Le monde libre doit faire preuve de fermeté avec la République islamique d'Iran
Le monde libre doit faire preuve de fermeté avec la République islamique d'Iran
L'expression d'une solidarité active et responsable, par Philippe Barbarin, Archevêque de Lyon.
Retour Rubrique Opinions
Pour protester contre la politique menée actuellement par l'Iran et demander la fermeté de la communauté internationale à l'encontre de la République islamique, un rassemblement sera organisé à Sciences Po (27, rue Saint-Guillaume, 75006), jeudi 14 décembre, de 17 à 20 heures, en présence d'Élie Wiesel et de nombreuses personnalités, dont certaines expriment ici les raisons de leur engagement.
Les limites de la réserve
Le devoir de réserve que s'impose le psychanalyste pour préserver la neutralité nécessaire à la pratique psychanalytique a des limites.
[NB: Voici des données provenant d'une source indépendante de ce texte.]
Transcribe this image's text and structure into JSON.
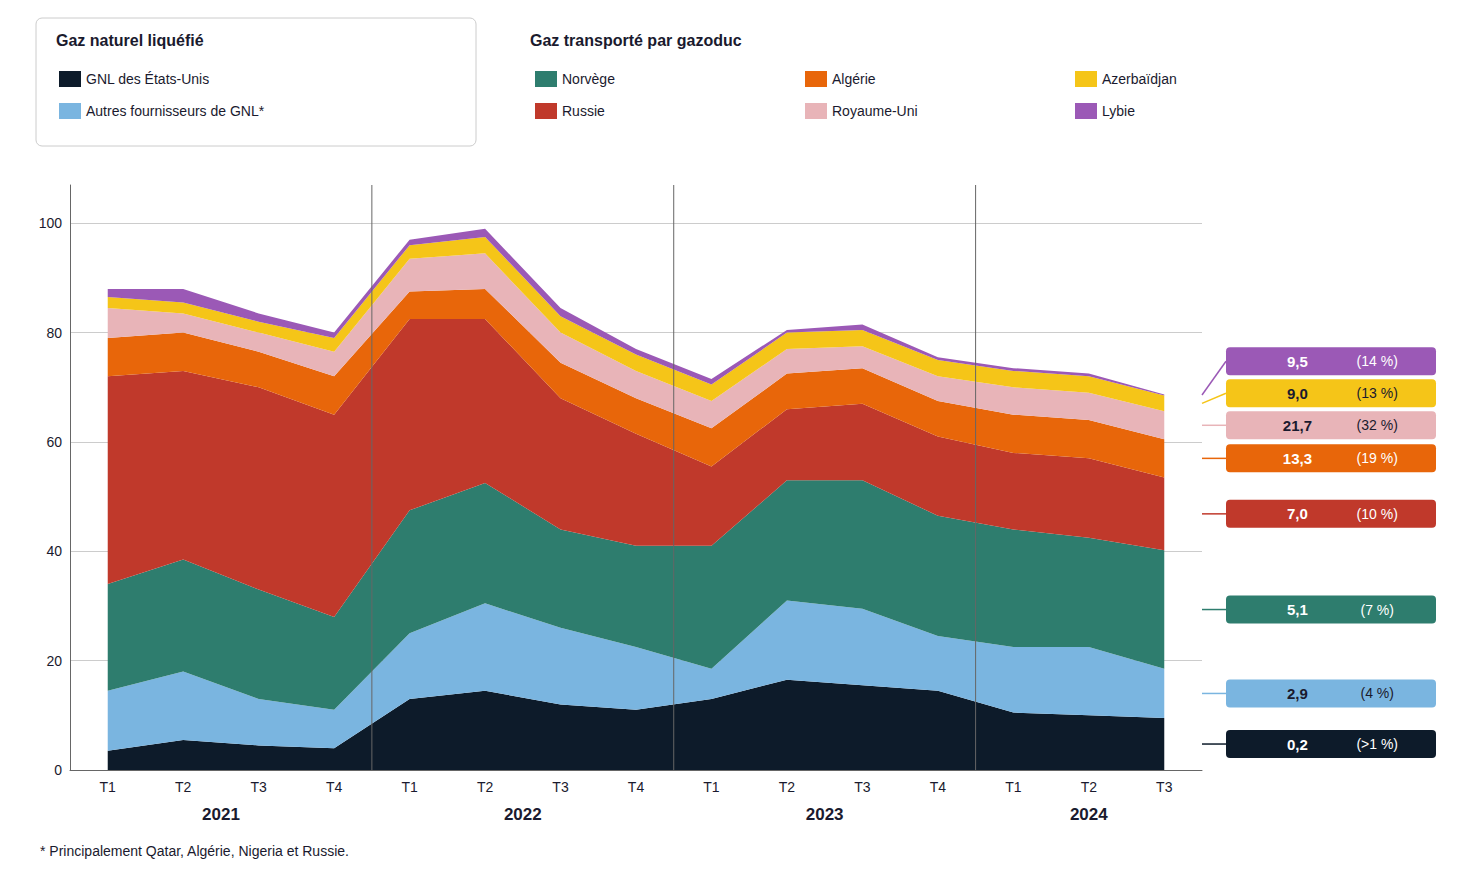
{
  "chart_data": {
    "type": "area",
    "stacked": true,
    "categories": [
      "T1",
      "T2",
      "T3",
      "T4",
      "T1",
      "T2",
      "T3",
      "T4",
      "T1",
      "T2",
      "T3",
      "T4",
      "T1",
      "T2",
      "T3"
    ],
    "category_groups": [
      {
        "label": "2021",
        "count": 4
      },
      {
        "label": "2022",
        "count": 4
      },
      {
        "label": "2023",
        "count": 4
      },
      {
        "label": "2024",
        "count": 3
      }
    ],
    "series": [
      {
        "name": "GNL des États-Unis",
        "color": "#0d1b2a",
        "values": [
          3.5,
          5.5,
          4.5,
          4.0,
          13.0,
          14.5,
          12.0,
          11.0,
          13.0,
          16.5,
          15.5,
          14.5,
          10.5,
          10.0,
          9.5
        ]
      },
      {
        "name": "Autres fournisseurs de GNL*",
        "color": "#7ab5e0",
        "values": [
          11.0,
          12.5,
          8.5,
          7.0,
          12.0,
          16.0,
          14.0,
          11.5,
          5.5,
          14.5,
          14.0,
          10.0,
          12.0,
          12.5,
          9.0
        ]
      },
      {
        "name": "Norvège",
        "color": "#2e7d6e",
        "values": [
          19.5,
          20.5,
          20.0,
          17.0,
          22.5,
          22.0,
          18.0,
          18.5,
          22.5,
          22.0,
          23.5,
          22.0,
          21.5,
          20.0,
          21.7
        ]
      },
      {
        "name": "Russie",
        "color": "#c0392b",
        "values": [
          38.0,
          34.5,
          37.0,
          37.0,
          35.0,
          30.0,
          24.0,
          20.5,
          14.5,
          13.0,
          14.0,
          14.5,
          14.0,
          14.5,
          13.3
        ]
      },
      {
        "name": "Algérie",
        "color": "#e8660a",
        "values": [
          7.0,
          7.0,
          6.5,
          7.0,
          5.0,
          5.5,
          6.5,
          6.5,
          7.0,
          6.5,
          6.5,
          6.5,
          7.0,
          7.0,
          7.0
        ]
      },
      {
        "name": "Royaume-Uni",
        "color": "#e8b4b8",
        "values": [
          5.5,
          3.5,
          3.5,
          4.5,
          6.0,
          6.5,
          5.5,
          5.0,
          5.0,
          4.5,
          4.0,
          4.5,
          5.0,
          5.0,
          5.1
        ]
      },
      {
        "name": "Azerbaïdjan",
        "color": "#f5c518",
        "values": [
          2.0,
          2.0,
          2.0,
          2.5,
          2.5,
          3.0,
          3.0,
          3.0,
          3.0,
          3.0,
          3.0,
          3.0,
          3.0,
          3.0,
          2.9
        ]
      },
      {
        "name": "Lybie",
        "color": "#9b59b6",
        "values": [
          1.5,
          2.5,
          1.5,
          1.0,
          1.0,
          1.5,
          1.5,
          1.0,
          1.0,
          0.5,
          1.0,
          0.5,
          0.5,
          0.5,
          0.2
        ]
      }
    ],
    "ylim": [
      0,
      107
    ],
    "yticks": [
      0,
      20,
      40,
      60,
      80,
      100
    ],
    "grid": true,
    "legend": "top",
    "legend_groups": [
      {
        "title": "Gaz naturel liquéfié",
        "series": [
          "GNL des États-Unis",
          "Autres fournisseurs de GNL*"
        ]
      },
      {
        "title": "Gaz transporté par gazoduc",
        "series": [
          "Norvège",
          "Russie",
          "Algérie",
          "Royaume-Uni",
          "Azerbaïdjan",
          "Lybie"
        ]
      }
    ],
    "annotations": [
      {
        "text": "0,2",
        "note": "(>1 %)"
      },
      {
        "text": "2,9",
        "note": "(4 %)"
      },
      {
        "text": "5,1",
        "note": "(7 %)"
      },
      {
        "text": "7,0",
        "note": "(10 %)"
      },
      {
        "text": "13,3",
        "note": "(19 %)"
      },
      {
        "text": "21,7",
        "note": "(32 %)"
      },
      {
        "text": "9,0",
        "note": "(13 %)"
      },
      {
        "text": "9,5",
        "note": "(14 %)"
      }
    ],
    "footnote": "* Principalement Qatar, Algérie, Nigeria et Russie."
  }
}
Freud lui-même, réfugié à Londres, reprenant la rédaction de son livre sur Moïse, interrompu à Vienne, ne craint pas de dénoncer la barbarie du régime nazi.
On me dira qu'on n'en est pas là. Tout de même, que le chef élu d'un pays, membre de l'Organisation des Nations unies, réclame que soit rayé de la carte un autre pays, qui plus est créé par l'Organisation des Nations unies, est au-delà du tolérable. Les protestations plutôt molles des autres pays, qui ironisent sur le « lyrisme oriental », sont tout simplement révoltantes.
Que reste-t-il alors d'autre que le recours à l'opinion pour rappeler le danger aux pays de la communauté à laquelle nous appartenons et tirer la sonnette d'alarme ? Certes, on glosera : « Il parle d'Israël et non des Juifs ». Chaque chose en son temps. En outre, il suggère à ses voisins de se joindre à cette position car, selon lui, là est la cause de tous leurs malheurs, Israël, et il suffit qu'il soit rayé de la carte pour que chacun puisse jouir de la paix et du bonheur. La malfaisance se double donc d'une tartuferie proférée dans l'indifférence générale. Je n'ai pas besoin d'attendre que la situation atteigne l'inhumain pour me joindre à la mobilisation. Les considérations commerciales et économiques ne font que rendre toute passivité encore plus honteuse.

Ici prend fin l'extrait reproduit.